Challenges of Archiving Industry Index ValuesPosted: 2014-08-20
If you have any interest in 3rd party development or databases, this post will be a entertaining as I share my current lackluster architecture for saving some of the new Eve API data.
I have a Raspberry Pi running MySQL that I use as a basic storage location for various databases. One of them is a new database that contains index values from the CREST API endpoint with a timestamp so I can start to develop a archive of the values.
The current solution I have for importing the new Index data isn’t very elegant. I’m using Lockefox’s Crius Toolset sheet to grab a CSV every day, adding two columns for a primary key and a timestamp, and importing into my table to get a table that looks like this:
“transactionID” “transactionDateTime” “solarSystemName” “solarSystemID” “manufacturing”
“103724” “2014-08-19 13:28:00” “Jouvulen” “30011392” “0.0339317910000”
“103725” “2014-08-19 13:28:00” “Urhinichi” “30040141” “0.0236668590000”
“103726” “2014-08-19 13:28:00” “Akiainavas” “30011407” “0.0285709850000”
“103727” “2014-08-19 13:28:00” “Seitam” “30041672” “0.0162879230000”
“103728” “2014-08-19 13:28:00” “BK4-YC” “30003757” “0.0143238350000”
It’s growing and starting to show how under-powered the Raspberry Pi is for data processing.

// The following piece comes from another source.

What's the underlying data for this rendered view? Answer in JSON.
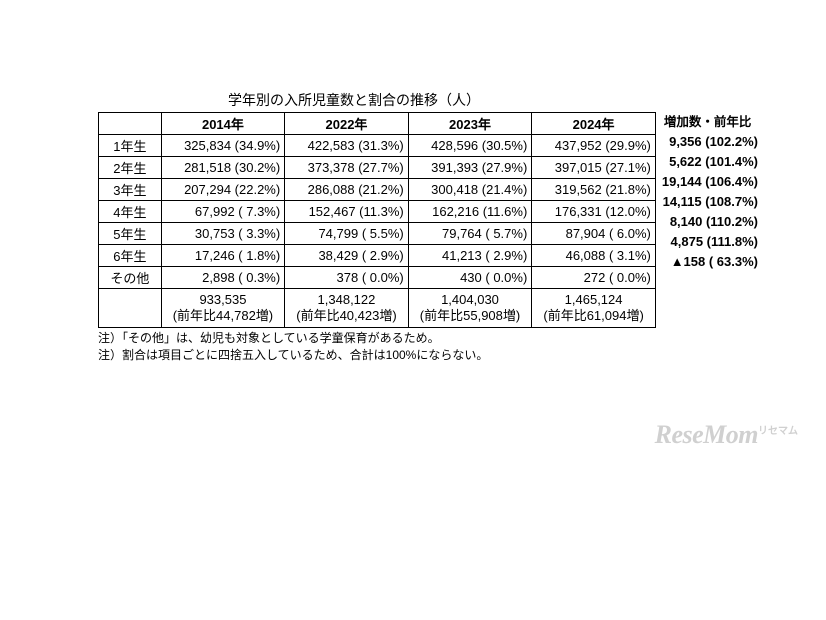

Most of my issue stems from a lack of salable design on my part. I have no table indexes and am joining with the bulky mapDenormalize table.
I have a love-hate relationship with the mapDenormalize table. If you have ever worked with this table, you know that it is a beast: 502,558 rows, 15 columns with five of them being DOUBLE values coming in at 214MB. Normally not a problem for server with a lot of CPU cycles and RAM, but the 700MHz ARM processor on the Raspberry Pi has a hard time with multiple JOIN operations and GROUP BYs.
Here’s a query I was running against my dataset that ran for 15.5 minutes (!).
SELECT systemCosts.solarSystemName, systemCosts.transactionDateTime ,systemCosts.manufacturing, mapRegions.regionName, mapDenormalize.security
ON (systemCosts.solarSystemID = mapDenormalize.solarSystemID)
ON (mapDenormalize.regionID = mapRegions.regionID)
GROUP BY transactionDateTime,solarSystemName
So two full table JOIN and two GROUP operations and a table with no indexes, uf. I sent a screenshot off to James, my development partner.
My first solution was to remove extraneous data from the mapDenomalize table. After removing the groupID, constellationID, orbitID, x, y, z, radius, celestialIndex, and orbitIndex I trimmed the table down even further by deleting all entries that were not star systems. What was left was 7,929 rows coming in at around 1MB.
I’m glad to report that my terrible query is now running in 20 seconds. This was a small step to getting my growing index dataset to a usable state while I write something more permanent.